On June 30, 1888, the clerk of the court issued to the defendant, and the marshal served upon him, a notice in these terms: "Take notice that payment is demanded of you, within three days from the service hereof, of the amount specified in the writ of seizure and sale granted on the bill of complaint herein, a copy of which accompanies this notice, with interest and costs; and, in default of payment within that delay, the property referred to in said bill of complaint will be seized and sold according to law, subject to the order on said bill. A further delay of one day for every twenty miles distance from your domicil to this city, at which place this court is held, is allowed you by law."

On the same day, the defendant, appearing for that purpose only, prayed for, and was refused, an appeal or writ of error from that order to this court.

At the next term of the Circuit Court, on November 19, 1888, the defendant, appearing for the purpose of the motion only, moved that all the orders and proceedings in the case be quashed and set aside, for want of jurisdiction, and also because, if the Circuit Court had authority under any circumstances to issue executory process, no case was made in the bill for issuing it, for want of authentic evidence, inasmuch as the mortgage appeared upon its face to have been made to include a private agreement between the defendant and Shattuck & Hoffman, (a copy of which, verified by his oath, was annexed to the motion;) and also, "making known unto the court that he will make no other and further appearance or pleading herein, at all times believing the proceeding void in law and this court without jurisdiction over the same," and praying that, if the court should refuse to quash the proceedings, he might be allowed an appeal to this court from the order of seizure and sale.

Statement of the Case.

On November 22, a writ was issued to the marshal, commanding him to seize and take into his possession, according to law, the property described in the mortgage, and to sell it to satisfy the plaintiff's demands as set forth in the bill, and repeated in the writ; "said sale to be for cash, without appraisement, and said sale to be stayed until the further orders of the court, under its order dated June 29, 1888, on the bill herein;" and to make return of his proceedings to the court.

On November 24, the plaintiff moved to strike the defendant's motion from the files, as not being allowed by the rules of the court, or by the laws of Louisiana; and the court denied the motion to quash, as well as the motion to strike from the files, but granted the appeal, upon the defendant giving bond in an amount to be fixed by the court, and referred the case to a master to report the facts to enable the court to determine that amount.

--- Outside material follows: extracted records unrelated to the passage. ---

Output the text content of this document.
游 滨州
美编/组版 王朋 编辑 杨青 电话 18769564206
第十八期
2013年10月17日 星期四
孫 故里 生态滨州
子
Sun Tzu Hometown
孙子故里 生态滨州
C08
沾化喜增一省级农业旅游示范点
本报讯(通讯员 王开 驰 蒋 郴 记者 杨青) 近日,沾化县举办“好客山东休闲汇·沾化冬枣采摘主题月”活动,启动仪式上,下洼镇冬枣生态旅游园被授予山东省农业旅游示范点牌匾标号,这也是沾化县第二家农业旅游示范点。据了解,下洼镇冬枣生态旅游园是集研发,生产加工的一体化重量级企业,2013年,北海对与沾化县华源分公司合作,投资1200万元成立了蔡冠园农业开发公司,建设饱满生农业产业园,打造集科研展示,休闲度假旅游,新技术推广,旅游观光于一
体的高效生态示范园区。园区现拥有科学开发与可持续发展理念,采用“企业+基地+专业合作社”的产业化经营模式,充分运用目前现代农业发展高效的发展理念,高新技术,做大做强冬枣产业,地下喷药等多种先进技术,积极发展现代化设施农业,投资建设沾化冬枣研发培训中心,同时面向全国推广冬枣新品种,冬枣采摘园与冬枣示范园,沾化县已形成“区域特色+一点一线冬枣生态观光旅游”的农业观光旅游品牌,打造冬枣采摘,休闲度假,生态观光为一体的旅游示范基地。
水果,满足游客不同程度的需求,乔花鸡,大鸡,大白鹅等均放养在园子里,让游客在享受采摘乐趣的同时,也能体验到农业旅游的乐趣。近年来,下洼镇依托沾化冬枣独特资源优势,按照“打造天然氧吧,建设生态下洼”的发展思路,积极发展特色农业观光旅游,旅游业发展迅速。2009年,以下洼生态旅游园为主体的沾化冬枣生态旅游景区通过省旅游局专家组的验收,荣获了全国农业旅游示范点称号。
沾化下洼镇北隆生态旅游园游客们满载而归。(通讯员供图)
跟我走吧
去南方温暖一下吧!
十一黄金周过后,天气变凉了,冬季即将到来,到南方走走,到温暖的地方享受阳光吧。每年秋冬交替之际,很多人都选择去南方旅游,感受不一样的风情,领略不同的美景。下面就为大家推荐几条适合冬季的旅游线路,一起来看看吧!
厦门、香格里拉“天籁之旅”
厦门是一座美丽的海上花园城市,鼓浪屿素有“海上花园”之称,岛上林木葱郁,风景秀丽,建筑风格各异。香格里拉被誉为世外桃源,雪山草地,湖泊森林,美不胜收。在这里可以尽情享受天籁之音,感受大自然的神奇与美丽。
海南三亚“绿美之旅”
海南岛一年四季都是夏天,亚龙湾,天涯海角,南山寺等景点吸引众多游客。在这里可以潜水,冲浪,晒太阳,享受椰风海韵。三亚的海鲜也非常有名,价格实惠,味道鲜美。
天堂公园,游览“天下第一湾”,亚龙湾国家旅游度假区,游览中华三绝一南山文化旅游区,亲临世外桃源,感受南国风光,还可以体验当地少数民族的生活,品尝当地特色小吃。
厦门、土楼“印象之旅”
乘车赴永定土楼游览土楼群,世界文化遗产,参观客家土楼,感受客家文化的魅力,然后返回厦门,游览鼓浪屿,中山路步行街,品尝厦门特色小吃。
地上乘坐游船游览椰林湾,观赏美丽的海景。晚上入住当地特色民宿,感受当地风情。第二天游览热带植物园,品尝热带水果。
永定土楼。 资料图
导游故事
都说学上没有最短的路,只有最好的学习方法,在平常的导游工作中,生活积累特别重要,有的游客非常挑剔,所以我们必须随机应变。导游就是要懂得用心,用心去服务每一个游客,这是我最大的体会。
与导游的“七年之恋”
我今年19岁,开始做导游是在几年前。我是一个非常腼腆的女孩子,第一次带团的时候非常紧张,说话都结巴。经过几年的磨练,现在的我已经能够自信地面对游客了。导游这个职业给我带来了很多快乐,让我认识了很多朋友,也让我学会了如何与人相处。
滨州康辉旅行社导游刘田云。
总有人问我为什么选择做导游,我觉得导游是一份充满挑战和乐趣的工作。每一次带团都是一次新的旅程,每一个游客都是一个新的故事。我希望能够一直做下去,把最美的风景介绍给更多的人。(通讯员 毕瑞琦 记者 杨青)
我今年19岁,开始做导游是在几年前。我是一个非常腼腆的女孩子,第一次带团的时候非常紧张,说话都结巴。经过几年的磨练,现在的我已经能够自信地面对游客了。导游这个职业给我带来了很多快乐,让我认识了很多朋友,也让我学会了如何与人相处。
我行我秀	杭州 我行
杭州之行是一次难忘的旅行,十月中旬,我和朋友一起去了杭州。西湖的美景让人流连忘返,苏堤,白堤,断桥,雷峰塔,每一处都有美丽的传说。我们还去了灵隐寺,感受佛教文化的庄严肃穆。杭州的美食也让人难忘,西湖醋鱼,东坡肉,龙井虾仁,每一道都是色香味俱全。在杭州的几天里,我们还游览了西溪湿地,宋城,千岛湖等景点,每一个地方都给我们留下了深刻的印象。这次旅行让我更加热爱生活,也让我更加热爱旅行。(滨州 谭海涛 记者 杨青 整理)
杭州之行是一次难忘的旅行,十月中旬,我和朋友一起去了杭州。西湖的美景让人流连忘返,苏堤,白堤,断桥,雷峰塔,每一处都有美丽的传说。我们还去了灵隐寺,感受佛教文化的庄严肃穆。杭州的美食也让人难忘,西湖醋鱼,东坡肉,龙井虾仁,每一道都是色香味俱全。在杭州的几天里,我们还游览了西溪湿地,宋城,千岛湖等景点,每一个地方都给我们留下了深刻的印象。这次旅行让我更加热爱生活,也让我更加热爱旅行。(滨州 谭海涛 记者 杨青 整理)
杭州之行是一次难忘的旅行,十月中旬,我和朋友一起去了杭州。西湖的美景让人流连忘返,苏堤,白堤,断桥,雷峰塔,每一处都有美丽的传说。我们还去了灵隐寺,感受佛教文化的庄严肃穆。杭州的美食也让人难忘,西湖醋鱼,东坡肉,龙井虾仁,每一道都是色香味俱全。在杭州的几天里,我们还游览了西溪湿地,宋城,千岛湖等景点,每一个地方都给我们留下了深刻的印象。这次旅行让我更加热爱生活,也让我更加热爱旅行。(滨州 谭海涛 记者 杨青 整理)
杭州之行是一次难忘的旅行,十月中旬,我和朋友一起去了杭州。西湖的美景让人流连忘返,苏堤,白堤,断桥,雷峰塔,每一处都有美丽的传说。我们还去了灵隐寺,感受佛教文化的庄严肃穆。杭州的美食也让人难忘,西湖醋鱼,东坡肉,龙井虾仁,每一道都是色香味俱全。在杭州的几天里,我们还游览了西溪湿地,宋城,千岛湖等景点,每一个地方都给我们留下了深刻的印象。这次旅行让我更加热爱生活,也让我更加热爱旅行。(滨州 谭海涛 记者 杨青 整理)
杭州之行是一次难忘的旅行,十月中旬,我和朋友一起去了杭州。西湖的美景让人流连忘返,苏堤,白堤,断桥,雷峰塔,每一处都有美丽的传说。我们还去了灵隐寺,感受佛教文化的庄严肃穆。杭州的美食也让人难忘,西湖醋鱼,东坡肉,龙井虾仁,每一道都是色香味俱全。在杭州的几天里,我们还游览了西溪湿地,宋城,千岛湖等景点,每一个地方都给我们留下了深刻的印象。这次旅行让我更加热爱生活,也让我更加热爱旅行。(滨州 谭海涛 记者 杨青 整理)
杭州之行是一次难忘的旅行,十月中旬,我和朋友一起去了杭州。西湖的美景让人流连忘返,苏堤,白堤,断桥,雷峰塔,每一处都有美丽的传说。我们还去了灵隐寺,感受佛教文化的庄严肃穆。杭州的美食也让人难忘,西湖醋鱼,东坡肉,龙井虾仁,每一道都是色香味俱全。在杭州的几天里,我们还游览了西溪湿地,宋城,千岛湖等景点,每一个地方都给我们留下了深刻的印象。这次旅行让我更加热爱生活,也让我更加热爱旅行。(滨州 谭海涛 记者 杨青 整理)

On the return of the master's report, the court, on December 7, 1888, made the following order: "This cause came on to be heard, and was argued by counsel; whereupon the court, on consideration thereof, and further reconsidering the whole matter with reference to the order or decree awarding executory process herein, and the defendant's applications for appeal therefrom, doth now order that so much of the order of June 29, 1888, awarding executory process herein, as directs the marshal to stay the sale of the property directed to be seized till the further orders of the court, be stricken out; and that all orders made subsequently to the date of the defendant's application for an appeal on June 30, 1888, except the order of reference to the master to report the facts upon which the amount of bond could be determined and fixed, be revoked; and that an appeal, to operate as a supersedeas, be allowed to said defendant nunc pro tunc as of said 30th day of June, 1888, according to his petition then presented, on his giving bond as required by law, with good and solvent surety, in the sum of one thousand dollars. And it is further ordered that the marshal, on the filing of such bond, release from seizure the property he has seized herein, and that the exceptions to the order of reference be overruled."